I prefer rectangular boxes made of pasteboard, to any other: they are

neat, warm and cheap; and if a small piece of glass is pasted in one of

their ends, the Apiarian can always see when they are full. When the

honey is taken from the bees, the box has its cover put on, and is

pasted tight, so as to exclude air and insects. In this form, honey may

be packed, and sent to market very conveniently: and when the boxes are

opened, the purchaser can always see the quality of the article which he

buys. The box in which these small boxes of honey are packed in order to

be sent to market, should be furnished with rope handles, so that it can

be easily lifted, without the least jarring. Honey should be handled

with just as much care as glass. A box, four inches wide, will admit of

two combs, and if small pieces of comb are put in the top, the bees will

build them, of the proper dimensions, and will thus make them too large

for brood combs, and of the best size to contain their surplus honey.

The use of my hives enables the Apiarian to get access to all the comb

which he needs for such purposes, and he will find it to his interest,

never to give the bees a box which does not contain some comb, as well

for encouragement as for a pattern. I have never seen the use of

pasteboard boxes suggested, but after experimenting with a great many

materials, I believe they will be found, all things considered,

preferable to any others. Wooden boxes, with a piece of glass, are very

good for storing honey: but they are much more expensive than those made

of pasteboard, and the covers cannot be removed so conveniently.

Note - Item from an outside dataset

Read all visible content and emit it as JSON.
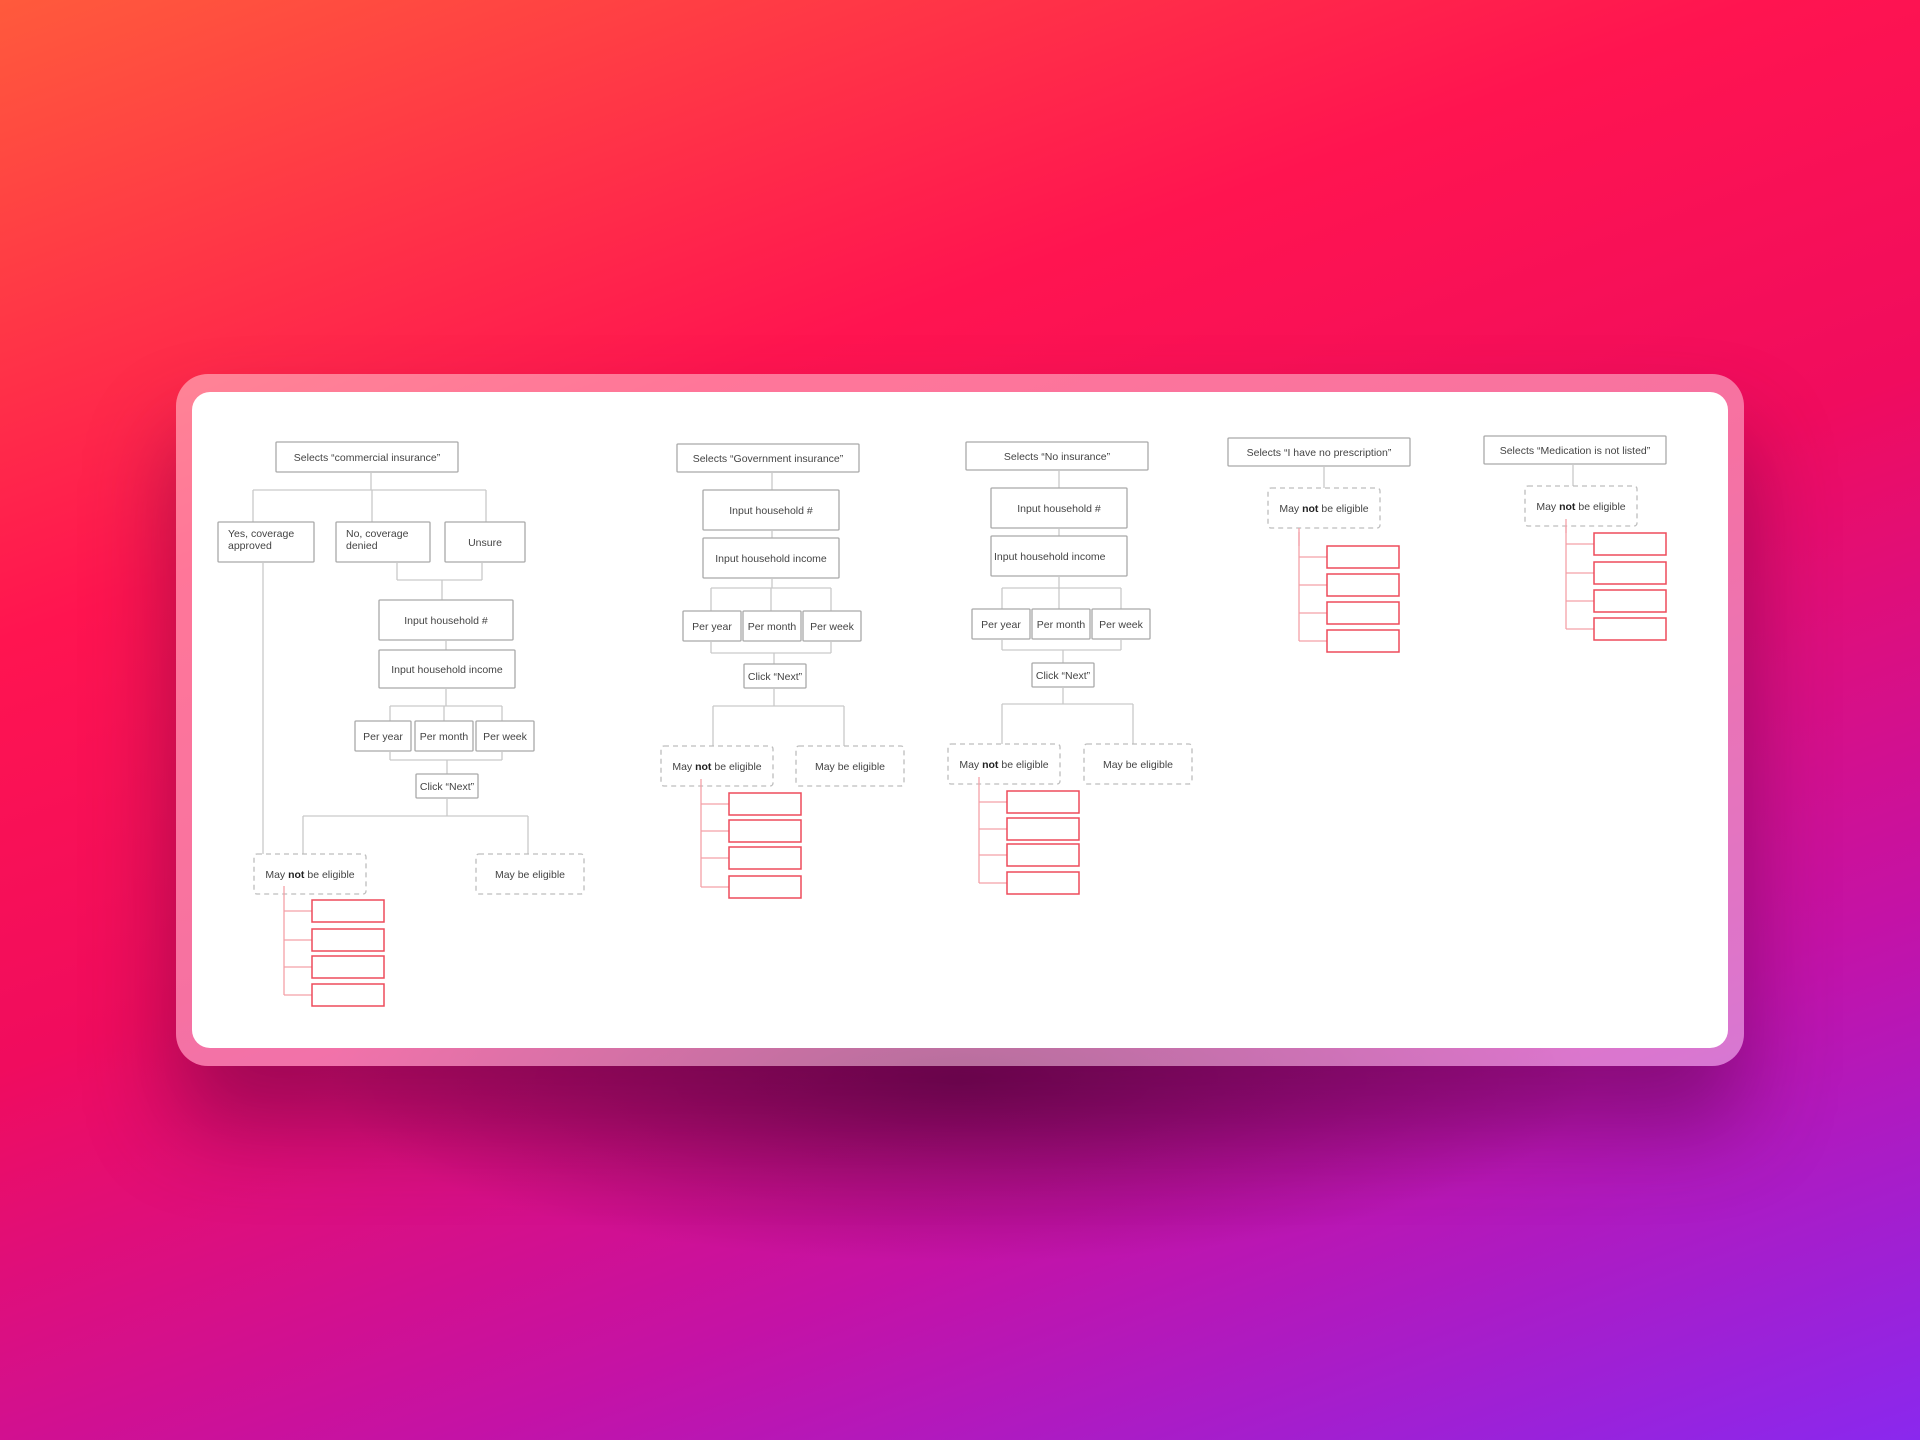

Honey may be safely removed from the surplus honey boxes of my hives,

even by the most timid. When the outside case which covers the boxes, is

elevated, a shield is thrown between the Apiarian and the bees which are

entering and leaving the hive. Before removing a vessel or box, a thin

knife should be carefully passed under it, so as to loosen the

attachments of the comb to the honey-board, without injuring the bees;

then a small piece of tin or zinc may be pushed under to prevent the

bees that are below, from coming up, when the honey is removed. The

Apiarian should now tap gently on the box, and the bees in it,

perceiving that they are separated from the main hive, will at once

proceed to fill themselves, so as to save as much as possible, of their

precious sweets. In about five minutes, or as soon as they are full, and

run over the combs, trying to get out, the glass or box may at once be

removed, and they will fly directly to the hive with what they have been

able to secure. Bees under such circumstances, _never_ attempt to sting,

and a child of ten years, may remove, with ease and safety, all their

surplus stores. If a person is too timid to approach a hive when any

bees are flying, the honey may be removed towards evening, or early in

the morning, before the bees are flying, in any considerable numbers. In

performing this operation, it should always be borne in mind, that

large quantities of honey should never be taken from them at once,

unless when the honey-harvest is over. Bees are exceedingly discouraged

by such wholesale appropriations, and often refuse entirely, to work in

the empty boxes, even although honey abounds in the fields. Not

unfrequently when large boxes are removed, and being found only

partially filled, are returned, the bees will carry every particle of

honey down into the main hive! If, however, the honey is removed in

small boxes, one at a time, and an empty box with guide comb is put

instantly in its place, the bees, so far from being discouraged, work

with more than their wonted energy, and usually begin in a few hours, to

enlarge the comb.



I would here repeat the caution already given, against needlessly

opening and shutting the hives, or in any way meddling with the bees so

as to make them feel insecure in their possessions. Such a course tends

to discourage them, and may seriously diminish the yield of honey.



If the Apiarian wishes to remove honey from the interior of the hive, he

must remove the combs, as directed on page 195, and shake the bees off,

on the alighting board, or directly into the hive.